App Store issues

I have advocated for browser based approaches than mobile applications; it’s impossible to trust the “App store reviews”.

My issue with the App store is that it cedes user control to a complete monopoly, which is nameless and faceless. It’s impossible to deal with automated emails or “apps” being held for review by some outsourced company”. I have read several accounts of developers being roughshod (and usurious developer fees); I wonder, at times, why anyone even bothers, because the bar for visibility (and recurring revenue) then becomes incredibly high. A browser based approach is then the perfect option to display content without the hassle of dealing with the app stores.

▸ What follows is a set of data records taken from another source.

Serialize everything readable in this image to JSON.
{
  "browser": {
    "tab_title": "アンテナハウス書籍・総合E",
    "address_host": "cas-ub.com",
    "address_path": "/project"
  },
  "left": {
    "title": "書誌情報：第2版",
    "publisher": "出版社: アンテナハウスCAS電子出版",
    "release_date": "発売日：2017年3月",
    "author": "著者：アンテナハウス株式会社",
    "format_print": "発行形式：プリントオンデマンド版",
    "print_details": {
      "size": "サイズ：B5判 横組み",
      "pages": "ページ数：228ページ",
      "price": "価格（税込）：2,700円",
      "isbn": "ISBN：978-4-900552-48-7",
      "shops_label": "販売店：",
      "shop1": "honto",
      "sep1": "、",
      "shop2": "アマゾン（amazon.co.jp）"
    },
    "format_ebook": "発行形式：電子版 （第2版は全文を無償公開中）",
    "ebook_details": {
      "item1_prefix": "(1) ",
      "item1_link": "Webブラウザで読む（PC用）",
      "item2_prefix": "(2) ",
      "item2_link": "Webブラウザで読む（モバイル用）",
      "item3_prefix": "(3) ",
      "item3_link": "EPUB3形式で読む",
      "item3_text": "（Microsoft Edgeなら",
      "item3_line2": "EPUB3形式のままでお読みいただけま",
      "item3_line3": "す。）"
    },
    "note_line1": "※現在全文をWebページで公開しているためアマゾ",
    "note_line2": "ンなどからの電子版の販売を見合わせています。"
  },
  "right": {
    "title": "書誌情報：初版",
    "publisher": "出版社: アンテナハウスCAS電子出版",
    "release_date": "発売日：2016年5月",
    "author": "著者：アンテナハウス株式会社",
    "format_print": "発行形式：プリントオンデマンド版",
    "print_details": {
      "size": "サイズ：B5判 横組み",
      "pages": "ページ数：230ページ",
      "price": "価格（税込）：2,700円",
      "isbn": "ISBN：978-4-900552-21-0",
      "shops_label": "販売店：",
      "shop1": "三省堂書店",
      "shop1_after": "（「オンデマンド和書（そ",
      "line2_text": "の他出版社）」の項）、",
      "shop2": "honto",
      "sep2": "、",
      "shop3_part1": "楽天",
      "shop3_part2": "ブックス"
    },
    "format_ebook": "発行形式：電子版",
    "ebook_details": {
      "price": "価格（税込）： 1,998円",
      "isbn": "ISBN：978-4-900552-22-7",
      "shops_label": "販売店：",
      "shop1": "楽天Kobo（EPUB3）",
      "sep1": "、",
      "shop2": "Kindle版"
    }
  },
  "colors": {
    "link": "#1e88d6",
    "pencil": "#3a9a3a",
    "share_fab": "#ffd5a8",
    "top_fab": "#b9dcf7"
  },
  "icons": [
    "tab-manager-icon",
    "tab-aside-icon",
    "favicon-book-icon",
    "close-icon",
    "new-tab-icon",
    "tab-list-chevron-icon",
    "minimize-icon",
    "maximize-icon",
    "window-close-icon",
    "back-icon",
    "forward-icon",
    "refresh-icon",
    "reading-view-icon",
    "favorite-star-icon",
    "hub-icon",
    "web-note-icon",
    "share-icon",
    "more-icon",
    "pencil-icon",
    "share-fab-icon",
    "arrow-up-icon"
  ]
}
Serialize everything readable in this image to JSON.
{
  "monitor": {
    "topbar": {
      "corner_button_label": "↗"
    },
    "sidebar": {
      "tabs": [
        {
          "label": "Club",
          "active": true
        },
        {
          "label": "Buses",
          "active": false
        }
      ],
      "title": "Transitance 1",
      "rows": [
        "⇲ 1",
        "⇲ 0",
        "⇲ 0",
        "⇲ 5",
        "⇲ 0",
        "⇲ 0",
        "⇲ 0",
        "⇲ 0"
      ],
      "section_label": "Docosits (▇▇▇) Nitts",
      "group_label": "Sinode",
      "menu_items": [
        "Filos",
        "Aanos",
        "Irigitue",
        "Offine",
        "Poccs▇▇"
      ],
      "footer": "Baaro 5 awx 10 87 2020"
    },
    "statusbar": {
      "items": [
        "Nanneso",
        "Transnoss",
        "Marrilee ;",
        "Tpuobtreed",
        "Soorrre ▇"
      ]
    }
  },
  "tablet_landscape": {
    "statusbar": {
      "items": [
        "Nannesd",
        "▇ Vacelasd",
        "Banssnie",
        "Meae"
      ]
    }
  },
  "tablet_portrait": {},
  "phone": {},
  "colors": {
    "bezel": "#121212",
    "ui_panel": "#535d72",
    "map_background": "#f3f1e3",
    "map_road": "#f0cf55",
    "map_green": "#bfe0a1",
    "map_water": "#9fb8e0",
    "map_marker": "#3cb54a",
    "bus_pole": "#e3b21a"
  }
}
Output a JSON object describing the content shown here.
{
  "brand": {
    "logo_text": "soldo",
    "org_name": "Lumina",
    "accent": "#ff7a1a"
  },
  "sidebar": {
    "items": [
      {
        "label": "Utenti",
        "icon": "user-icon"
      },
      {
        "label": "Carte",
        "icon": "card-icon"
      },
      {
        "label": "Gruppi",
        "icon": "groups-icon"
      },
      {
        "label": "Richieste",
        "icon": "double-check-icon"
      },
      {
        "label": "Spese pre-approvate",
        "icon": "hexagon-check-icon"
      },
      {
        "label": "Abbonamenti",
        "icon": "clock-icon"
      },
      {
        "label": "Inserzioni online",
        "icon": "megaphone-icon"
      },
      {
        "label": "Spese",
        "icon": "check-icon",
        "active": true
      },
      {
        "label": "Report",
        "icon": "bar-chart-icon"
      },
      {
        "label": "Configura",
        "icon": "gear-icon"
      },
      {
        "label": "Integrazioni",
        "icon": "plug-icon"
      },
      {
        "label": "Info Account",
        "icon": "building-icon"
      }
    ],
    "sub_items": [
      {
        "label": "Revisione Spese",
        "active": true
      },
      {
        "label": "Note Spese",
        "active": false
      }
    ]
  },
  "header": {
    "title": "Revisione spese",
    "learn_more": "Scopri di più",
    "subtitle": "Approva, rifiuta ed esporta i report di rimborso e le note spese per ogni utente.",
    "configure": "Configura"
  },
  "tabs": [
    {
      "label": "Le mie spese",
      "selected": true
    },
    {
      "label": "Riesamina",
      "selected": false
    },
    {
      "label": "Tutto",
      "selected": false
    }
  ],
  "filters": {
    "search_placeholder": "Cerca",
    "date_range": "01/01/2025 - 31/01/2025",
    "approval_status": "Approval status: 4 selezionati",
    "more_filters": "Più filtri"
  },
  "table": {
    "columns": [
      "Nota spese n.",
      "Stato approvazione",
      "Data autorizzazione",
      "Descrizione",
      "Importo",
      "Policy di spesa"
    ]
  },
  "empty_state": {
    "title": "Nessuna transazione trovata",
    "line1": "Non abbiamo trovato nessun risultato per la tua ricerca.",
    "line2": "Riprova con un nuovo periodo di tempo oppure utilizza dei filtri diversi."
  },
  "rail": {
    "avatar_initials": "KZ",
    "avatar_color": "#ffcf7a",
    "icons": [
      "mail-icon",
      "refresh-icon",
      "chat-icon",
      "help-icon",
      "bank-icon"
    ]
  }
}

Do read the account from the linked blog post!

Outdated vs. Complete

The relationship between developers and App Store reviewers is tense at best. Most people are trying to build well-designed, useful mobile apps. Apple has instituted App Store reviews to maintain a high-quality bar for apps and weed out spammy or nefarious actors, using human evaluators to test individual apps and provide direct feedback. However, malicious apps are relatively rare; arguably, Apple doesn’t do a great job filtering them out anyway. So for the vast majority of developers, App Store reviews add an additional layer of friction and time to shipping updates. And then in the inevitable case when you need to push out an emergency fix for crashes happening to your app users, the App Store review process goes from an inconvenient annoyance to an outright roadblock to improving the user experience.